Shamans make mighty conjurors… They can throw voices, talk to spirits, travel the skies, and walk the depths of the ocean. They can extract strange objects from their bodies or from the bodies of the sick, and just as easily make those objects disappear. In the twinkling of an eye. They can cure and they can kill through seeing, and such seeing, so I am told, in many parts of South America, is a bodily substance like the down of newborn birds in Tierra del Fuego that fills the body of the shaman. Seeing is a substance and such seeing changes fate. Seeing is the feathers of newborn birds. What does ‘is’ mean here? Note that conjuring is not distinct from these supernatural acts but is the same thing. The trick turns out to be more than a deceit. More like a mimesis imitating natural forces, a play for the spirits. …

Taussig takes the illusion or trick as a positive starting point and, importantly, links it to the power of a verb (‘What does ‘is’ mean here?). Here we are almost returning to the universal syntax of Caillois. Taussig though considers metaphor and the transformations of language more modestly, avoiding the tendency to go ‘universal’.

He elaborates his position, arguing for the potential released through the disorientation of shamanic operations:

Conjuring questions being. The nature of being is suspended. It is not clear what is object, what is a subject.

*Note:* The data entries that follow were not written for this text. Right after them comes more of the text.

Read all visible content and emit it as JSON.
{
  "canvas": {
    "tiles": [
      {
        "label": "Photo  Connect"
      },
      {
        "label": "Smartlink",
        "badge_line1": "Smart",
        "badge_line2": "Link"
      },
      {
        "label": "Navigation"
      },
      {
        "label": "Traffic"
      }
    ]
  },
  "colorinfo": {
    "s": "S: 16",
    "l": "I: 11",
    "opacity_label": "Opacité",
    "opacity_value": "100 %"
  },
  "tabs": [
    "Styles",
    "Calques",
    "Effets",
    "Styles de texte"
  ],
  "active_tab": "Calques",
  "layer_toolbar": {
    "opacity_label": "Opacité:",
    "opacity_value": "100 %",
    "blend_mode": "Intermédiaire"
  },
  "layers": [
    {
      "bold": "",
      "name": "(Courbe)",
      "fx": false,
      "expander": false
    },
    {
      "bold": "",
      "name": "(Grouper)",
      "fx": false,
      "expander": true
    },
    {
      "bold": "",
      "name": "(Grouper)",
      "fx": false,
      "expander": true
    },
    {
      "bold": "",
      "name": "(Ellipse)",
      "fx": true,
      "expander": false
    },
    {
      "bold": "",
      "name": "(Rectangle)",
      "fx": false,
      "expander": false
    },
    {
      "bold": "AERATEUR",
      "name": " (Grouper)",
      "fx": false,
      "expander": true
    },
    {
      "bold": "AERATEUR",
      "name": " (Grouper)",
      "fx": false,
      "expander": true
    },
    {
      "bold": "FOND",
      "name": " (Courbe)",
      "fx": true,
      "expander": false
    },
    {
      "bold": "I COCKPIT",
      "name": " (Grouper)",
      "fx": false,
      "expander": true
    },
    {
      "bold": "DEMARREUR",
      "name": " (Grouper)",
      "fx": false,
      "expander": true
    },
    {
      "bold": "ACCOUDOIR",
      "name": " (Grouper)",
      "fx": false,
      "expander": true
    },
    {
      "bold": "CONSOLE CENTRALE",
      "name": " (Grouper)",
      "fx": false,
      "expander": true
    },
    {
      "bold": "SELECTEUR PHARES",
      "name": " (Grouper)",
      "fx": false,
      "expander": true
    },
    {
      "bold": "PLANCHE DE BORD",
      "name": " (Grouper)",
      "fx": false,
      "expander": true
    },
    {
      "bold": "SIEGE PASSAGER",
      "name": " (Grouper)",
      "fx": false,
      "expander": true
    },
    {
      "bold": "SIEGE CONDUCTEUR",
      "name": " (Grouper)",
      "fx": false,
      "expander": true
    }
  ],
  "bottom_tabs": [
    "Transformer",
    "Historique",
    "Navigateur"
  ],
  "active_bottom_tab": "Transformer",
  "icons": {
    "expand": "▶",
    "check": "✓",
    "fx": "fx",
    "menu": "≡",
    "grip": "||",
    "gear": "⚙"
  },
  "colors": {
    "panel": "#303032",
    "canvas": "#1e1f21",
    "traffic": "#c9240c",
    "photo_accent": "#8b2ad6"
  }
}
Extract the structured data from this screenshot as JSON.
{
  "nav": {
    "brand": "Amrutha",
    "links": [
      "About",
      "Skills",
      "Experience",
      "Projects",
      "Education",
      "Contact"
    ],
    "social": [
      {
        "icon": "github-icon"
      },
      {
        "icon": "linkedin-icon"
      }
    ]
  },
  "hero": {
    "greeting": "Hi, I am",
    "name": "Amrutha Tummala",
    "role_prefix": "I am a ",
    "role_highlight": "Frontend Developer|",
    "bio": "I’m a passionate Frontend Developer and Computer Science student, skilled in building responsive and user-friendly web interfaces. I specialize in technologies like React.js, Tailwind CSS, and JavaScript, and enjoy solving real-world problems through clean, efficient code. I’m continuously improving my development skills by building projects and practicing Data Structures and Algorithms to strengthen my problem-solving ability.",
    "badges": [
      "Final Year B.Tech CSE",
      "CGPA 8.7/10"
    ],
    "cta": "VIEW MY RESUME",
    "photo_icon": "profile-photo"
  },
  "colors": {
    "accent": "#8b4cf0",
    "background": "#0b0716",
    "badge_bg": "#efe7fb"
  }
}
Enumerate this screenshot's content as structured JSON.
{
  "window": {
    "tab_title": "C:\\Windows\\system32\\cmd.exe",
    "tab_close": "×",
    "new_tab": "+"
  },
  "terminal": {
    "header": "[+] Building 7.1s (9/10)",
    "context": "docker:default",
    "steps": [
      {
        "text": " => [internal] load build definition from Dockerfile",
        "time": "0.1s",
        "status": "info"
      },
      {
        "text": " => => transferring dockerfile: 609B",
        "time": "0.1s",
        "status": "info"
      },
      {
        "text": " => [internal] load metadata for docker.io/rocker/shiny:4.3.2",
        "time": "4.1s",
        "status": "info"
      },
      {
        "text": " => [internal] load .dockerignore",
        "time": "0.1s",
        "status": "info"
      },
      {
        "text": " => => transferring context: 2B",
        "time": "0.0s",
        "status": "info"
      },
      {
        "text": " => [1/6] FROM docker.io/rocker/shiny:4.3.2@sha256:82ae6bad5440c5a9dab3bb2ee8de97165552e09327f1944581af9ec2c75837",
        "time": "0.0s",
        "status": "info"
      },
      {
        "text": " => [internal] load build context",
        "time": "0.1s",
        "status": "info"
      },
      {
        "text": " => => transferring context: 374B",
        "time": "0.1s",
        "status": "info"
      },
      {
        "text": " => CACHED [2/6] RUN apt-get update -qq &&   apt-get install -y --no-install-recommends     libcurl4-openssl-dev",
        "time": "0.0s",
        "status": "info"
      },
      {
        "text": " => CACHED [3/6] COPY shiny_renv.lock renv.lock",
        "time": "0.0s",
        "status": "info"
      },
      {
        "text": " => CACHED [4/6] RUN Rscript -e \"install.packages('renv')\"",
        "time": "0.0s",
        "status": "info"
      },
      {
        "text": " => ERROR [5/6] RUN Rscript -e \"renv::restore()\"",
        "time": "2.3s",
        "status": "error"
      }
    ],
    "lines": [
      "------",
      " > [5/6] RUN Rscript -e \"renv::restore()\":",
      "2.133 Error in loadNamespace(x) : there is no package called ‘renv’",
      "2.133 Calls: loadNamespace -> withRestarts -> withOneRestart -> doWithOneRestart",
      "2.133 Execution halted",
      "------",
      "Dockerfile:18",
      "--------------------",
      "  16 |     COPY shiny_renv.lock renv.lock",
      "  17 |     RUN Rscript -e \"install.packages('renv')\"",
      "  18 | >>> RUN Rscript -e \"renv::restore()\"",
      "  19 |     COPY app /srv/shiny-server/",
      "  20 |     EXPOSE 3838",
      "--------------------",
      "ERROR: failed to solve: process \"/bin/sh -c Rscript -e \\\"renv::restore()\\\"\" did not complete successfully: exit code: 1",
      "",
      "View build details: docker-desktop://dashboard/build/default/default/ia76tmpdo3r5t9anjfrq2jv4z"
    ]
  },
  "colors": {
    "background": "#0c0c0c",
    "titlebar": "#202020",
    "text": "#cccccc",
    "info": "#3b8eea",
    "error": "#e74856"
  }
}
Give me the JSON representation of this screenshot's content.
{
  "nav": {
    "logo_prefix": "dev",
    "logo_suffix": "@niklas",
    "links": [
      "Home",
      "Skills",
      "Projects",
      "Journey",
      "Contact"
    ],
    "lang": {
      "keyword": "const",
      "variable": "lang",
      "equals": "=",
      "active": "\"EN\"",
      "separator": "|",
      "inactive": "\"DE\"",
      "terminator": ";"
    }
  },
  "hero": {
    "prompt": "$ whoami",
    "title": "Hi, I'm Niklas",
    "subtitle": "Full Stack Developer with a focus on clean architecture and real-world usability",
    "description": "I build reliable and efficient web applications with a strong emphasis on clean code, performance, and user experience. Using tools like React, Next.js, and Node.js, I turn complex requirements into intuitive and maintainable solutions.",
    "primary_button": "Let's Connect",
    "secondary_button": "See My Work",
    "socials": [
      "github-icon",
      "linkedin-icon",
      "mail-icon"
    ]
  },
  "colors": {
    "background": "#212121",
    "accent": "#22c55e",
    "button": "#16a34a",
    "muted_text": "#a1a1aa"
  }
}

With its love of rapid disappearances and appearances out of nowhere, with its turning of insides into outsides and vice versa, shamanic conjuring helps us understand a little better how this theater of being presents being as the transformation of being into the beingness of transforming forms. That is animism. Anything but constant.

This freewheeling motility shifts the human understanding of the supposedly inanimate world and as Taussig points out, it pivots around our use of ‘is’ or language in general, and by implication, the operations of an artwork.